Geen spoedeisend belang bij gevorderd inbreukverbod op merk DUNGS

14-08-2017 Print this page
IEPT20170124, Hof Den Haag, ITT v Karl Dungs

Geen spoedeisend belang bij vorderingen omtrent inbreuk op merk DUNGS op website www.dungs.nl nu te lang is gewacht met optreden: nadat op 9 juli 2014 duidelijk werd dat WIPO-procedure over domeinnaamgeschil niet kon worden geëffectueerd is pas op 8 maart 2016 dagvaarding in kort geding ingesteld.

 

PROCESRECHT

 

Hoger beroep in kort geding. Eiser Karl Dungs is een producent van brandersystemen en brander managementsystemen onder het merk DUNGS via de website www.dungs.com. Onder het domein www.dungs.nl is op het internet een webpagina toegankelijk die onderdeel uitmaakt van de website van gedaagde ITT. Op de webpagina worden artikelen van het merk DUNGS aangeboden. Op 6 mei 2014 is door het WIPO in een domeinnaam geschillenregeling geoordeeld dat de domeinnaam dient te worden overgedragen aan Karl Dungs.
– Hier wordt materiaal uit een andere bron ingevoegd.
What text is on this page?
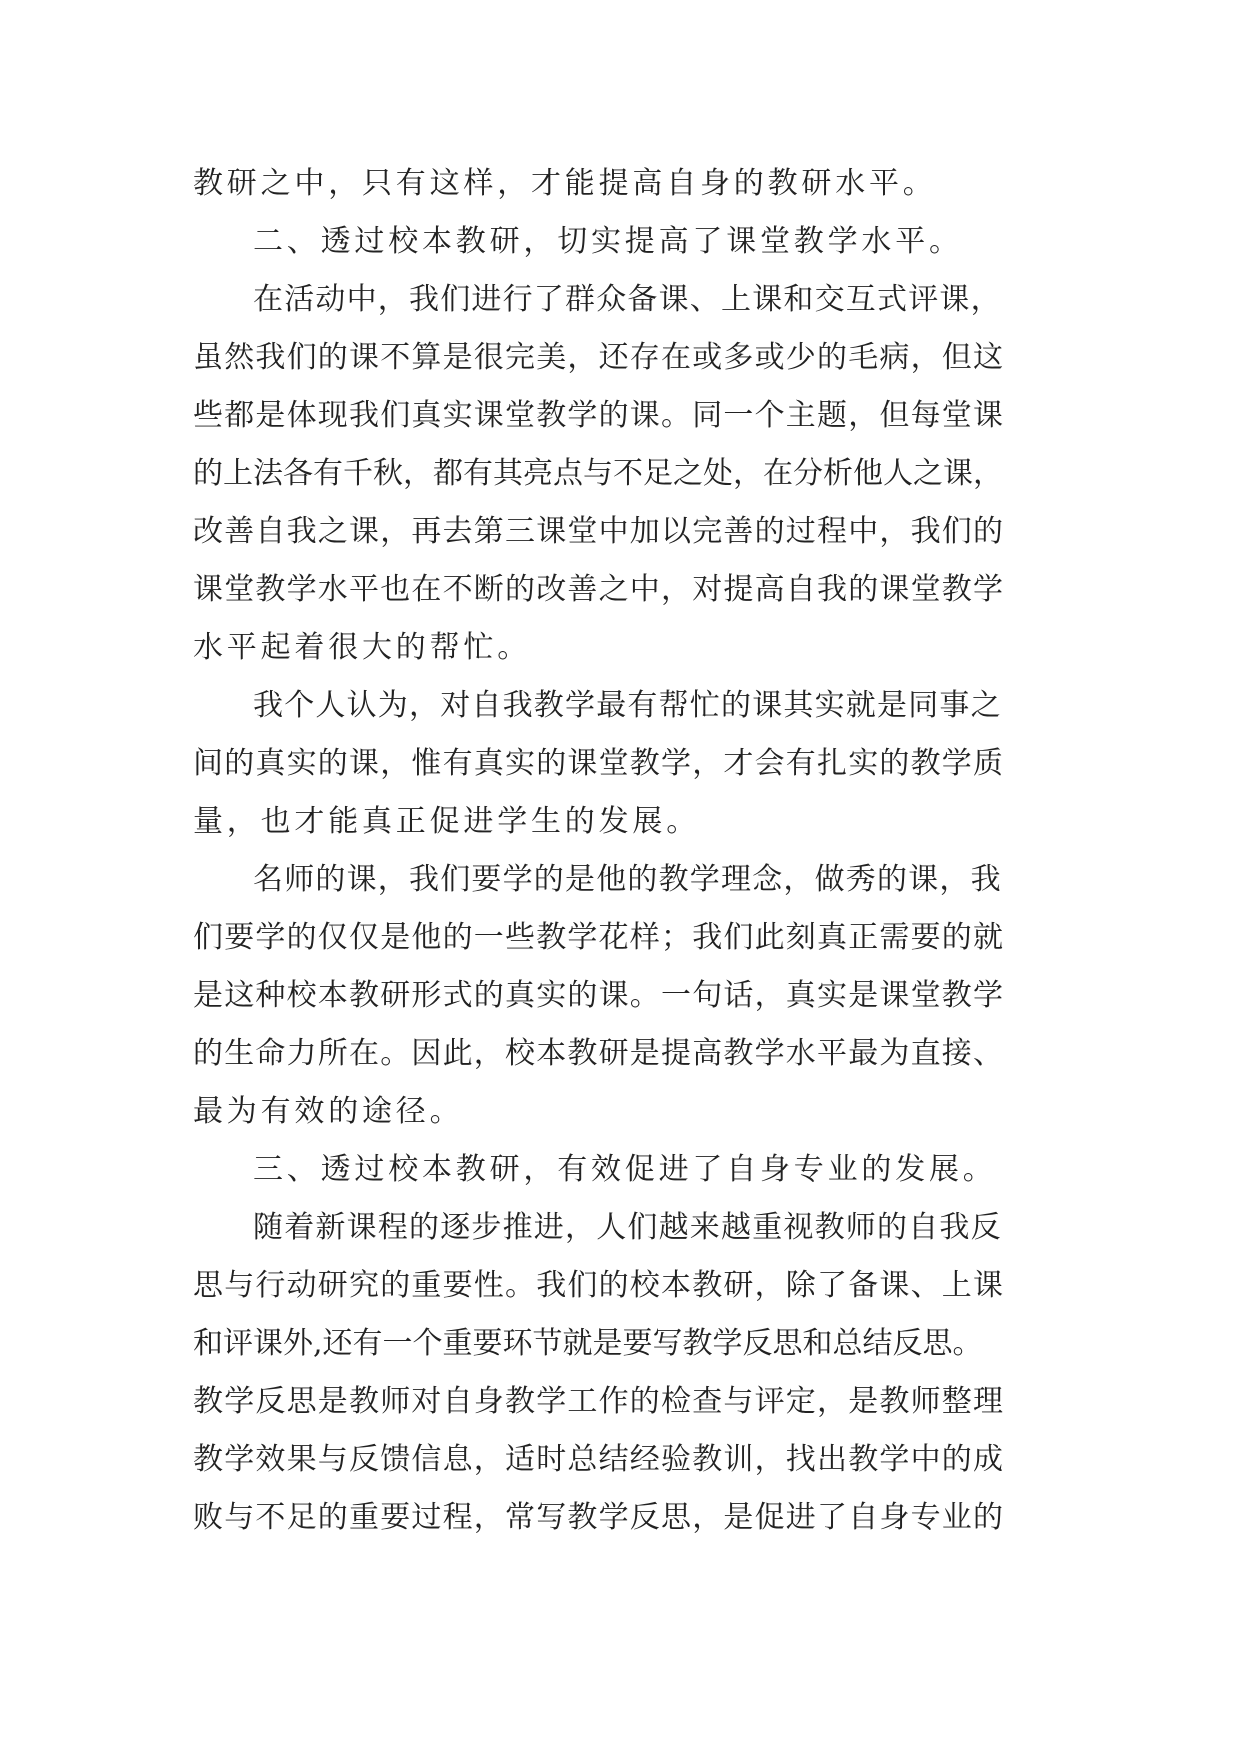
教研之中，只有这样，才能提高自身的教研水平。
二、透过校本教研，切实提高了课堂教学水平。
在活动中，我们进行了群众备课、上课和交互式评课，
虽然我们的课不算是很完美，还存在或多或少的毛病，但这
些都是体现我们真实课堂教学的课。同一个主题，但每堂课
的上法各有千秋，都有其亮点与不足之处，在分析他人之课，
改善自我之课，再去第三课堂中加以完善的过程中，我们的
课堂教学水平也在不断的改善之中，对提高自我的课堂教学
水平起着很大的帮忙。
我个人认为，对自我教学最有帮忙的课其实就是同事之
间的真实的课，惟有真实的课堂教学，才会有扎实的教学质
量，也才能真正促进学生的发展。
名师的课，我们要学的是他的教学理念，做秀的课，我
们要学的仅仅是他的一些教学花样；我们此刻真正需要的就
是这种校本教研形式的真实的课。一句话，真实是课堂教学
的生命力所在。因此，校本教研是提高教学水平最为直接、
最为有效的途径。
三、透过校本教研，有效促进了自身专业的发展。
随着新课程的逐步推进，人们越来越重视教师的自我反
思与行动研究的重要性。我们的校本教研，除了备课、上课
和评课外,还有一个重要环节就是要写教学反思和总结反思。
教学反思是教师对自身教学工作的检查与评定，是教师整理
教学效果与反馈信息，适时总结经验教训，找出教学中的成
败与不足的重要过程，常写教学反思，是促进了自身专业的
ITT c.s. hebben in de bodemprocedure betoogd dat de uitspraak in de WIPO-procedure onjuist was en dat Karl Dungs onrechtmatig jegens hen handelde dan wel ongerechtvaardigd verrijkt werd als zij zich op grond van die uitspraak de domeinnaam liet overdragen. De rechtbank heeft de vorderingen van ITT c.s. in de bodemprocedure op 16 december 2015 (IEPT20151216) afgewezen. Tegen dit vonnis loopt een hoger beroep.

 

Daar de SIDN niet meewerkt aan wijziging van een registratie waarover bij de WIPO dan wel de Nederlandse rechter een procedure met betrekking tot het houderschap van een domeinnaam aanhangig is, kan Karl Dungs de uitspraak van de WIPO op dit moment niet effectueren. Karl Dungs heeft in dit kort geding, kort gezegd en voor zover thans nog relevant, gevorderd ITT te bevelen iedere inbreuk op het Merk te staken en gestaakt te houden, met nevenvorderingen. De voorzieningenrechter (vonnis niet gepubliceerd) heeft ITT bevolen voor de duur van de bevriezing van de domeinnaam op grond van de Geschillenregeling iedere inbreuk in de Europese Unie op het Merk te staken en gestaakt te houden en niet te gebruiken voor de webpagina en/of de website, een en ander op straffe van verbeurte van een dwangsom. Het onderhavige arrest betreft het hoger beroep tegen dit vonnis.

 

Het hof oordeelt dat met ITT dat Karl Dungs zolang heeft gewacht met het optreden tegen de gestelde inbreuk nadat haar was gebleken dat de uitspraak in de WIPO-procedure niet kon worden geeffectueerd, dat geen spoedeisend belang bij het gevorderde inbreukverbod kan worden aangenomen. Het hof overweegt dat Karl Dungs weliswaar in dit kort geding een voorziening vraagt die ertoe strekt een einde te maken aan een door haar als stelselmatige inbreuk op haar merkrechten aangemerkte handeling waarvan zij doorlopende schade stelt te ondervinden, maar die situatie was haar volgens het hof al bekend in het najaar van 2013. Dat zij toen geen inbreukverbod (in kort geding) heeft gevorderd, maar ervoor heeft gekozen staking van het gebruik van de domeinnaam te bewerkstelligen door een vordering tot in de plaats stelling als houder van de domeinnaam in te dienen bij de WIPO op grond van de Geschillenregeling, rechtvaardigt niet het verwijt dat zij niet voortvarend is opgetreden, maar toen echter op 9 juli 2014 duidelijk was dat het effectueren van die in de plaats stelling werd gefrustreerd door de door ITT c.s. uitgebrachte dagvaardingen in de bodemprocedure, heeft Karl Dungs volgens het hof geen enkele actie heeft ondernomen om staking van de voortdurende inbreuk te bewerkstelligen. Dit leidt er naar het oordeel van het hof toe dat niet kan worden aangenomen dat zij bij de onderhavige inbreukvordering in dit kort geding, ingesteld bij dagvaarding van 8 maart 2016, nog spoedeisend belang heeft.

 

Het niet gepubliceerde vonnis van de voorzieningenrechter wordt vernietigd met veroordeling van Karl Dungs in de proceskosten in eerste aanleg en hoger beroep.